As the story closes, Jesus says to the man, “Go home to your friends and tell them how much the Lord has done for you, and how He has had mercy on you.” And how did the man begin sharing the Gospel?
“And he went away and began to proclaim in the Decapolis how much Jesus had done for him, and everyone marveled.” John 4:20
John ends his account of the story there. But I can imagine how this man shared the Gospel from that point forward. I think it might start something like this.
“You wouldn’t know it by looking at me now, but I used to have demons inside me. I was an outcast and tormented.” Then he’d roll up his sleeves and say, “See these scars? I’d run naked through the graveyards and mountains, screaming and cutting myself. Everyone thought I was a lost cause. I had no hope. But then I met Jesus. When no one else could help me, He changed me. When I couldn’t save myself, He saved me. Let me tell you what He can do for you.”
When we get saved, we become part of the Gospel story. Our personal encounter with Jesus and how he changed us from enemy of God to child of God becomes our testimony. He casts out our demons, but the scars they caused remain to attest to His mercy and grace. And to show others that we were once like them, lost without hope.
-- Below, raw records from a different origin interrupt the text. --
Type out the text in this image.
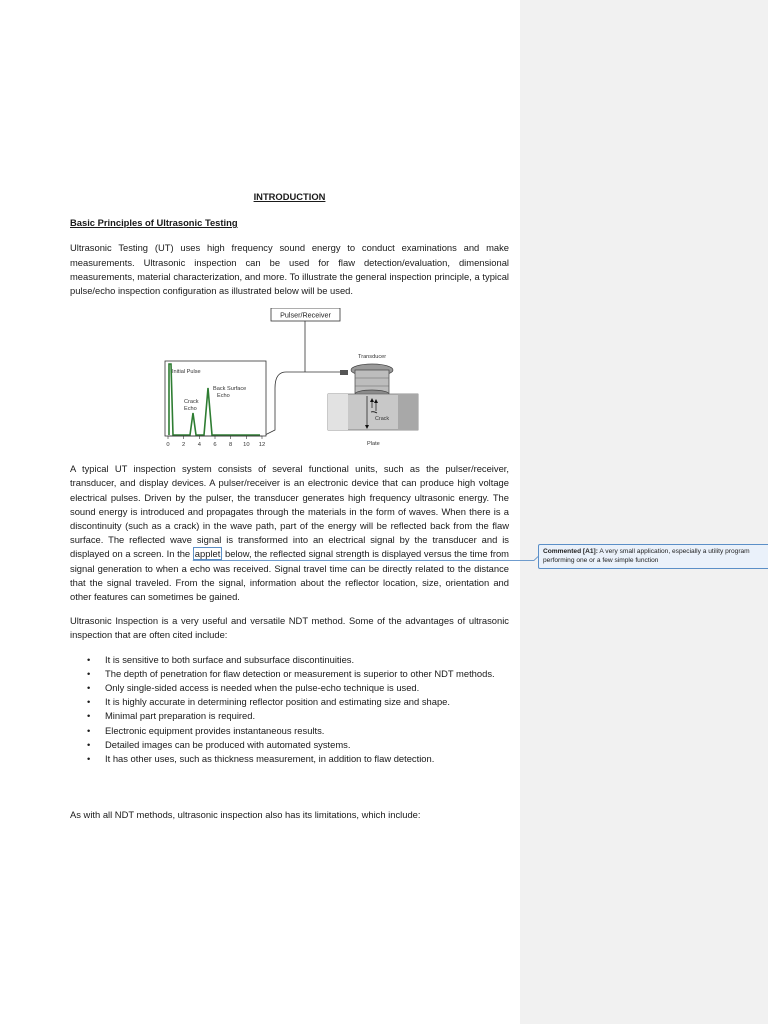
INTRODUCTION
Basic Principles of Ultrasonic Testing

Ultrasonic Testing (UT) uses high frequency sound energy to conduct examinations and make measurements. Ultrasonic inspection can be used for flaw detection/evaluation, dimensional measurements, material characterization, and more. To illustrate the general inspection principle, a typical pulse/echo inspection configuration as illustrated below will be used.

Pulser/Receiver
Initial Pulse
Back Surface
Echo
Crack
Echo
0 2 4 6 8 10 12
Transducer
Crack
Plate

A typical UT inspection system consists of several functional units, such as the pulser/receiver, transducer, and display devices. A pulser/receiver is an electronic device that can produce high voltage electrical pulses. Driven by the pulser, the transducer generates high frequency ultrasonic energy. The sound energy is introduced and propagates through the materials in the form of waves. When there is a discontinuity (such as a crack) in the wave path, part of the energy will be reflected back from the flaw surface. The reflected wave signal is transformed into an electrical signal by the transducer and is displayed on a screen. In the applet below, the reflected signal strength is displayed versus the time from signal generation to when a echo was received. Signal travel time can be directly related to the distance that the signal traveled. From the signal, information about the reflector location, size, orientation and other features can sometimes be gained.

Ultrasonic Inspection is a very useful and versatile NDT method. Some of the advantages of ultrasonic inspection that are often cited include:

• It is sensitive to both surface and subsurface discontinuities.
• The depth of penetration for flaw detection or measurement is superior to other NDT methods.
• Only single-sided access is needed when the pulse-echo technique is used.
• It is highly accurate in determining reflector position and estimating size and shape.
• Minimal part preparation is required.
• Electronic equipment provides instantaneous results.
• Detailed images can be produced with automated systems.
• It has other uses, such as thickness measurement, in addition to flaw detection.

As with all NDT methods, ultrasonic inspection also has its limitations, which include:

Commented [A1]: A very small application, especially a utility program performing one or a few simple function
Jesus doesn’t overlook our sin. He points it out. When we repent and turn to Jesus as Lord and Savior, it becomes part of our witness. Look at the Samaritan woman at the well. Her testimony was, “Come, see a man who told me all that I ever did. Can this be the Christ?” She wasn’t talking about cooking dinner and sweeping the floor. She was talking about her adultery. And everyone in Samaria knew it. Who was this man who offered living water and eternal life to someone who was an adulteress six times over?
We all weren’t literally entrapped by demonic possession before we were saved. We all weren’t shacking up after five failed marriages. But we all were dead in our sins with no hope before we met Jesus and have the scars to prove it.
So, where should we start when sharing the Gospel? At the beginning of our story, with our scars and how our life was changed because of His!